The challenges
How can we build an approach that leads to a new intercultural dialogue in order to offer Europeans an alternative space to crises and tensions? How can we encourage the writing and expression of a positive common narrative that makes people want to continue building Europe, including all its components?
Intercultural dialogue in Europe is both a priority and a sensitive issue to be addressed depending on the country concerned. It questions the relationship between Europeans and each other, but also between Europeans and the rest of the world.
European cohesion has been put to the test in recent years: the enlargement of Europe, the draft Constitution, the financial crisis, the migratory crisis, terrorism and now the health and soon the economic crisis.
These periods put “dialogue and interculturality” to the test, with reactions of rejection, exclusion, nationalist withdrawal or extremism.
What better place than the school to explore and express these issues?

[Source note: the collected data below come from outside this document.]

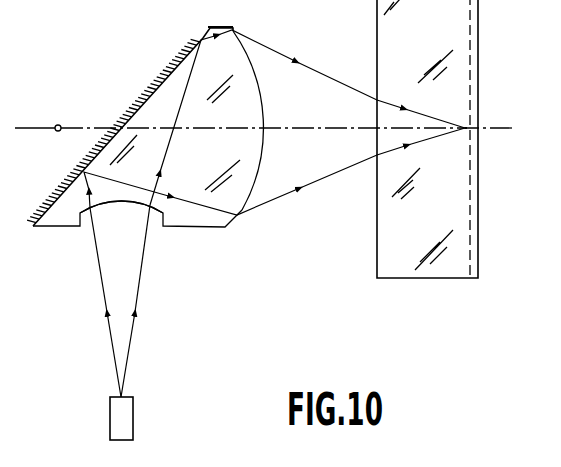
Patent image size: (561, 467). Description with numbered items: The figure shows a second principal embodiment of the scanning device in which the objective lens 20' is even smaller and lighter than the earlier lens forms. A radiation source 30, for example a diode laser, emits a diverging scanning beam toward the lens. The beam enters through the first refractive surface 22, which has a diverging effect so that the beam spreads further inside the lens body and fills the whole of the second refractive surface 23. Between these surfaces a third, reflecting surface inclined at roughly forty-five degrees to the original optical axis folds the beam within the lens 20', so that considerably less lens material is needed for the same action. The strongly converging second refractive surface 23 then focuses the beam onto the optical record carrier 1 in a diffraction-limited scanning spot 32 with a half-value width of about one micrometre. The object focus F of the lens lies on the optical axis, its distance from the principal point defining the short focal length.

The optical record carrier 1 is at (361, 29).
The objective lens 20' is at (134, 127).
The first refractive surface 22 is at (88, 218).
The second refractive surface 23 is at (250, 208).
The radiation source 30 is at (133, 418).
The scanning spot 32 is at (467, 126).
The object focus F is at (58, 125).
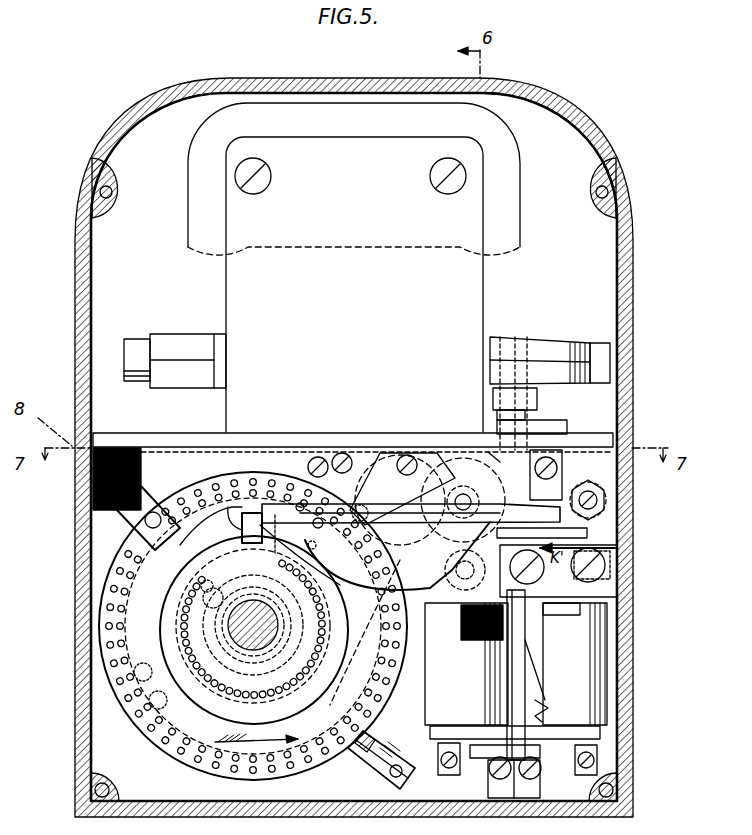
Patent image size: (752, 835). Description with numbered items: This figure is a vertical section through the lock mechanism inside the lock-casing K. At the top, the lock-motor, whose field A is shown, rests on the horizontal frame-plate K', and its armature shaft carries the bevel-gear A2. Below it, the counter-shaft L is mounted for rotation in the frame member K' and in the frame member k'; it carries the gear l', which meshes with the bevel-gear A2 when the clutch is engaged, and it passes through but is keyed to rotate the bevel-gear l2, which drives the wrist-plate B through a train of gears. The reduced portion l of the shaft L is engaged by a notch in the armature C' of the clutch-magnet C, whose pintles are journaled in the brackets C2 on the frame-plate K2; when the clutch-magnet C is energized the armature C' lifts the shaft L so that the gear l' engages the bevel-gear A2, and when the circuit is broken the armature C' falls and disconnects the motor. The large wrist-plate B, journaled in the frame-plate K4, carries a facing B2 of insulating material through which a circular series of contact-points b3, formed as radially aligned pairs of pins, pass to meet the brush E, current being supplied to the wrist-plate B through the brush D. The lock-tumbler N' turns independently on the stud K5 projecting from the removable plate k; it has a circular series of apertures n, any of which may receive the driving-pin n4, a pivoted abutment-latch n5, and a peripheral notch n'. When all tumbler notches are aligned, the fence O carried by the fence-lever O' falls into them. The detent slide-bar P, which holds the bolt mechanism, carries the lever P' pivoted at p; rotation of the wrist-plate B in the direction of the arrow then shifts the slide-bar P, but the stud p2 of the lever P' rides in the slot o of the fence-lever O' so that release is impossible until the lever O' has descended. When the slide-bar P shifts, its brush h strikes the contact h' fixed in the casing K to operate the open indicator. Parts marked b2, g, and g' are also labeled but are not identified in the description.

The field A is at (354, 267).
The bevel-gear A2 is at (530, 340).
The lock-casing K is at (369, 447).
The frame-plate K' is at (353, 430).
The frame-plate K2 is at (253, 626).
The frame-plate K4 is at (380, 458).
The stud K5 is at (228, 626).
The brush E is at (135, 525).
The fence O is at (221, 529).
The fence-lever O' is at (463, 500).
The detent slide-bar P is at (468, 561).
The lever P' is at (411, 518).
The brush D is at (402, 499).
The counter-shaft L is at (494, 463).
The lock-tumbler N' is at (254, 630).
The apertures n is at (253, 628).
The peripheral notch n' is at (283, 535).
The driving-pin n4 is at (207, 585).
The abutment-latch n5 is at (203, 596).
The slot o is at (308, 552).
The pin b2 is at (296, 505).
The contact-points b3 is at (140, 668).
The pivot p is at (545, 575).
The stud p2 is at (327, 528).
The plate k is at (467, 570).
The reduced portion l is at (495, 678).
The gear l' is at (530, 411).
The bevel-gear l2 is at (550, 533).
The clutch-magnet C is at (516, 671).
The armature C' is at (484, 747).
The brackets C2 is at (575, 775).
The brush h is at (543, 670).
The contact h' is at (548, 699).
The frame member k' is at (500, 778).
The wrist-plate B is at (362, 768).
The facing B2 is at (365, 632).
The pivot g is at (375, 733).
The pivot screw g' is at (378, 782).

It is understood that today's students represent the future of Europe. Many of them experience the issue of intercultural dialogue in a concrete way, often more acutely than their elders. In schools, the first social and cultural mechanisms on which pupils will build their values and behaviour are played out. It is often at school that children learn the alternative between expressing themselves through violence or eloquence.
Today, some young people are developing a capacity to take on issues that their elders have difficulty in understanding. The recent example of the debate on the ecological crisis and the questioning addressed by young people to their elders seems inspiring. We see it as a sign of the greater agility of Europe’s schoolchildren to carry the values of a more inclusive society!
The situation of children in Germany, France, Italy and Portugal is very diverse. In some schools located in less privileged areas or with a large mix of pupils, many lack the reference points to define themselves or the Other. This ability is fundamental for integration in a society that sometimes judges young people on their oratory skills: in their studies, in their relationships with each other or with adults.
What proposal could emerge from this observation on interculturality and expression among children and young people? How can we put into action a project that brings into play both expression and interculturality? How to translate it into an approach aiming at giving European pupils and their teachers new pedagogical tools?
It is in this framework and with this objective that Oratio mix proposes to participate.